NICKY HAYDEN, Ducati Marlboro Team
"I can't wait to go to Mugello and banish the memory of last year, when I was quite slow in front of the Italian fans and so many people from Ducati. Actually things went better in the race than they had done in practice but then I suffered a problem with my rear brake and the result was anything but good. We're going into a run of races that could be quite decent for us and we're confident. Mugello is a circuit that can be really nice to ride or really tough, depending on whether you can get your bike working well and have a good set-up. If you manage that you can have some serious fun. I'm expecting to see a lot of Ducati fans so hopefully I can have fun and they can too."
FILIPPO PREZIOSI, Ducati Corse General Director
"Casey is definitely going through a difficult period but his talent is under no question and we will keep working calmly, as we always do, to try and improve the situation whether it is from a technical perspective like bringing some new forks, which we'll be doing this weekend, or working on finding the right set-up for the race. As far as Nicky I cannot compliment him highly enough on the way he approached winter testing and the first few races. We are obviously working with him too to make the GP10 better and at Mugello we'll have a new "link" to try and making the bike more stable in corner exit."

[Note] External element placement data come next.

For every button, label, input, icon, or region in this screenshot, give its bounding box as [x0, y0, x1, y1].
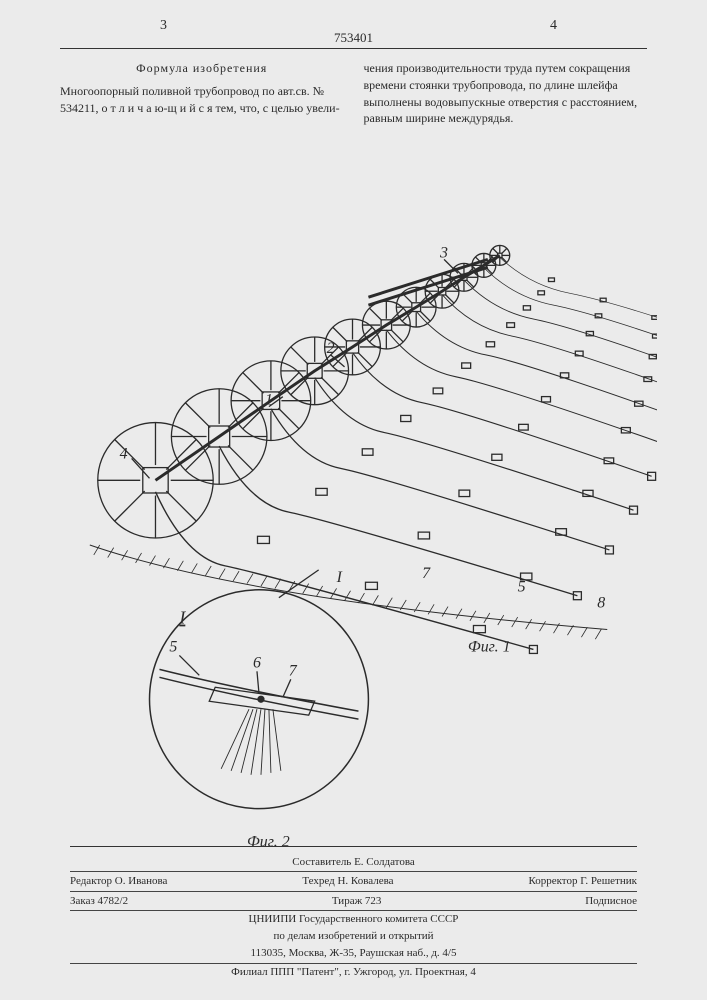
footer-print: Заказ 4782/2 Тираж 723 Подписное [70, 892, 637, 912]
ref-7: 7 [422, 565, 431, 582]
figure-area: 1 2 3 4 5 7 8 I Фиг. 1 5 6 [50, 200, 657, 880]
footer: Составитель Е. Солдатова Редактор О. Ива… [70, 846, 637, 981]
ref-5: 5 [518, 579, 526, 596]
footer-subscr: Подписное [585, 893, 637, 910]
column-left: Формула изобретения Многоопорный поливно… [60, 60, 344, 127]
document-number: 753401 [334, 30, 373, 46]
footer-org1: ЦНИИПИ Государственного комитета СССР [70, 911, 637, 928]
footer-tirazh: Тираж 723 [332, 893, 382, 910]
ref-7b: 7 [289, 662, 298, 679]
footer-order: Заказ 4782/2 [70, 893, 128, 910]
formula-title: Формула изобретения [60, 60, 344, 77]
column-left-body: Многоопорный поливной трубопровод по авт… [60, 83, 344, 117]
ref-2: 2 [327, 340, 335, 357]
ref-3: 3 [439, 244, 448, 261]
footer-tech: Техред Н. Ковалева [302, 873, 393, 890]
ref-8: 8 [597, 595, 605, 612]
footer-corrector: Корректор Г. Решетник [528, 873, 637, 890]
footer-staff: Редактор О. Иванова Техред Н. Ковалева К… [70, 872, 637, 892]
fig1-label: Фиг. 1 [468, 638, 511, 655]
ref-5b: 5 [169, 638, 177, 655]
page-num-left: 3 [160, 18, 167, 34]
text-columns: Формула изобретения Многоопорный поливно… [60, 60, 647, 127]
footer-branch: Филиал ППП "Патент", г. Ужгород, ул. Про… [70, 964, 637, 981]
header-rule [60, 48, 647, 49]
column-right: чения производительности труда путем сок… [364, 60, 648, 127]
footer-compiler: Составитель Е. Солдатова [70, 853, 637, 873]
detail-callout: I [336, 569, 343, 586]
ref-6: 6 [253, 654, 261, 671]
page-num-right: 4 [550, 18, 557, 34]
detail-label: I [178, 608, 186, 628]
footer-org2: по делам изобретений и открытий [70, 928, 637, 945]
footer-addr: 113035, Москва, Ж-35, Раушская наб., д. … [70, 944, 637, 964]
figure-svg: 1 2 3 4 5 7 8 I Фиг. 1 5 6 [50, 200, 657, 880]
ref-4: 4 [120, 445, 128, 462]
column-right-body: чения производительности труда путем сок… [364, 60, 648, 127]
footer-editor: Редактор О. Иванова [70, 873, 167, 890]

Measuring 5.245km in length, the Mugello circuit is one of the longest on the current MotoGP calendar and it stands out from other fast tracks thanks to the drastic elevation changes and the high-speed chicanes. The main straight, at 1.141km, is also one of the longest on the calendar and it is followed by a blind rise into the tight turn one, San Donato, where the riders' speed drops from around 320km/h to less than 100. The front straight is the fastest part of the track, with the rest an exciting mixture of fast sweepers, quick direction changes and long 'parabolica' corners, without any tight hairpins or stop-and-go sections to break up the flow. It is perhaps because of this that the Tuscan circuit is one of the riders' favourites. Mugello hosted its first GP in 1976 but did not become a permanent fixture on the calendar until major reconstruction works took place in the early 90s.